In short, +TFEB mice had muscles that seemed younger; they looked like 6-month old muscles instead of 16-month old muscles (the difference between young adult and aged mice).  It seems to prevent muscle aging.

Cell metabolism was altered as well. In SM tissues +TFEB mice had:

    • higher levels of proteins involved, directly and indirectly, in mitochondrial oxidative phosphorylation (OXPHOS)
    • larger mitochondria
    • increased glucose processing and accumulation of glycogen
    • Higher levels of many enzymes involved in glycolysis
    • Improved OXPHOS capacity, which did not decrease with age (as it normally does)
    • Some myokine levels were increased
    • Some markers of inflammation (e.g., IL6) were reduced

What about the brain?  Were any of these benefits occurring in CNS tissue?

Yes, even though the +TFEB gene was only expressed in SM, some similar changes were observed in the brains of 18 month old mice.

    • Proteostasis proteins were more abundant.
    • Increases in mitochondrial autophagy were observed.
    • Improvements in lysosomal function – observed via the clearing of lipofuscin in lysosomes – were also noted.
    • Cognition was also improved in these +TFEB mice. Performance in Barnes maze and novel object recognition tests were improved.

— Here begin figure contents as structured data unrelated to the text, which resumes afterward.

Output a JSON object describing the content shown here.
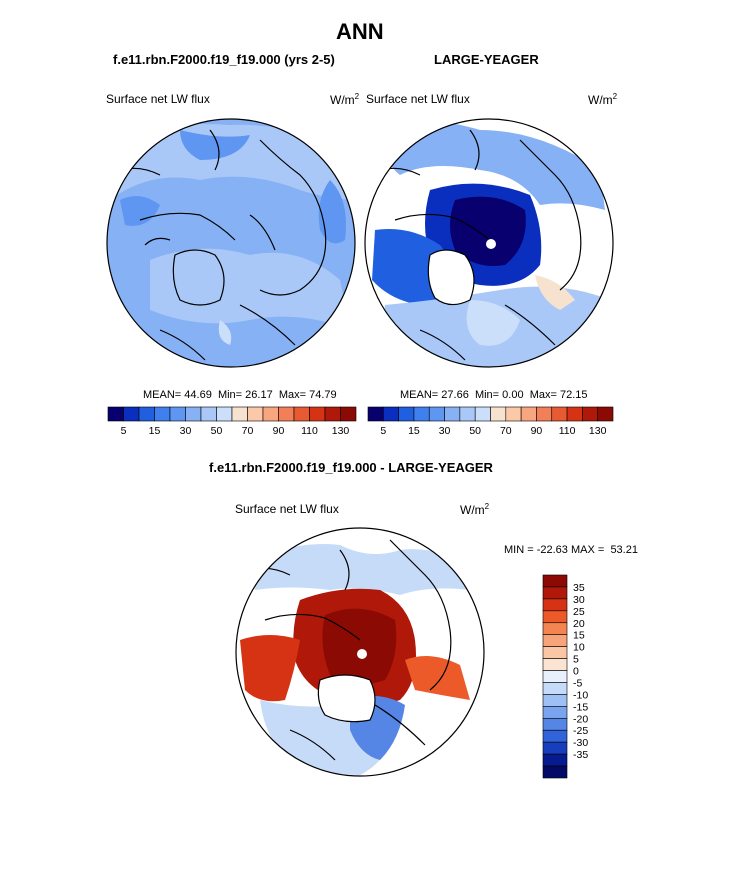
{
  "figure": {
    "title": "ANN",
    "case_a": "f.e11.rbn.F2000.f19_f19.000 (yrs 2-5)",
    "case_b": "LARGE-YEAGER",
    "diff_title": "f.e11.rbn.F2000.f19_f19.000 - LARGE-YEAGER"
  },
  "colors": {
    "sequential": [
      "#08006e",
      "#0a2fbf",
      "#1f5fe0",
      "#3f7fee",
      "#5f96f2",
      "#86b1f5",
      "#a9c8f8",
      "#ccdffa",
      "#f7e2cf",
      "#fbc9a8",
      "#f8a680",
      "#f27f58",
      "#e85a32",
      "#d63314",
      "#b0180a",
      "#8b0a04"
    ],
    "diverging": [
      "#8b0a04",
      "#b0180a",
      "#d63314",
      "#ec5a2a",
      "#f48450",
      "#f7a47a",
      "#fbc6a6",
      "#fce4d2",
      "#e8f0fb",
      "#c6dbf8",
      "#9fc0f4",
      "#7aa4ee",
      "#5586e6",
      "#3264d9",
      "#173fbd",
      "#061b8f",
      "#030a66"
    ],
    "land_outline": "#000000",
    "sea_ice_white": "#ffffff"
  },
  "chart_data": [
    {
      "type": "heatmap",
      "projection": "north-polar-stereographic",
      "panel": "top-left",
      "left_label": "Surface net LW flux",
      "units_label": "W/m",
      "units_power": "2",
      "stats": {
        "mean_label": "MEAN=",
        "mean": "44.69",
        "min_label": "Min=",
        "min": "26.17",
        "max_label": "Max=",
        "max": "74.79"
      },
      "colorbar": {
        "orientation": "horizontal",
        "tick_labels": [
          "5",
          "15",
          "30",
          "50",
          "70",
          "90",
          "110",
          "130"
        ]
      }
    },
    {
      "type": "heatmap",
      "projection": "north-polar-stereographic",
      "panel": "top-right",
      "left_label": "Surface net LW flux",
      "units_label": "W/m",
      "units_power": "2",
      "stats": {
        "mean_label": "MEAN=",
        "mean": "27.66",
        "min_label": "Min=",
        "min": "0.00",
        "max_label": "Max=",
        "max": "72.15"
      },
      "colorbar": {
        "orientation": "horizontal",
        "tick_labels": [
          "5",
          "15",
          "30",
          "50",
          "70",
          "90",
          "110",
          "130"
        ]
      }
    },
    {
      "type": "heatmap",
      "projection": "north-polar-stereographic",
      "panel": "bottom-difference",
      "left_label": "Surface net LW flux",
      "units_label": "W/m",
      "units_power": "2",
      "minmax": {
        "min_label": "MIN =",
        "min": "-22.63",
        "max_label": "MAX =",
        "max": "53.21"
      },
      "colorbar": {
        "orientation": "vertical",
        "tick_labels": [
          "35",
          "30",
          "25",
          "20",
          "15",
          "10",
          "5",
          "0",
          "-5",
          "-10",
          "-15",
          "-20",
          "-25",
          "-30",
          "-35"
        ]
      }
    }
  ]
}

So, improved proteostasis in SM leads to better muscle health during aging, a “young” muscle secretome, neuroprotection, and better cognition later in life….at least for otherwise healthy mice.

Second tests: does this help mice suffering from Alzheimer’s disease-like pathologies?

There are reasons to believe it might.  Skeletal muscle alteration is a reported characteristic of AD.  Dr. Cortes noted that the disease is associated with lower muscle mass and function in older patients.  Higher SM mass has been correlated with higher brain volumes during AD.  And higher muscle mass in older patients is associated with a lower risk of developing AD.  In mouse models of AD, exercise which caused the release of myokines – those circulating signals from muscle tissues – improve memory, as indicated in this 2019 article:

Lourenco, M.V., Frozza, R.L., de Freitas, G.B. et al. Exercise-linked FNDC5/irisin rescues synaptic plasticity and memory defects in Alzheimer’s models. Nat Med 25, 165–175 (2019). https://doi.org/10.1038/s41591-018-0275-4

Dr. Cortes thinks that her +TFEB mice get the benefits of exercise without the actual exercise because of these circulating signals.  To test this, she linked the circulatory systems of different strain of mice, by a surgical technique called parabiosis.

Parabiosis is “the anatomical joining of two individuals, especially artificially in physiological research”.

Her group used mice that are models of AD (PS19 tau mice) and the previously mentioned +TFEB mice.  These mice were connected, sharing blood and presumably the myokines, at the ages of 3-6 months, when the AD-like pathology of PS19 mice would normally develop.

  • PS19 mice developed the expected symptoms of AD.
  • But PS19 mice “parabiosed” – sharing a circulatory system – with +TFEB mice did not. Specifically, they had lower levels of p-tau and fewer “rogue” microglia.

The group is now examining global gene expression, specially of hippocampus tissue, for these animals.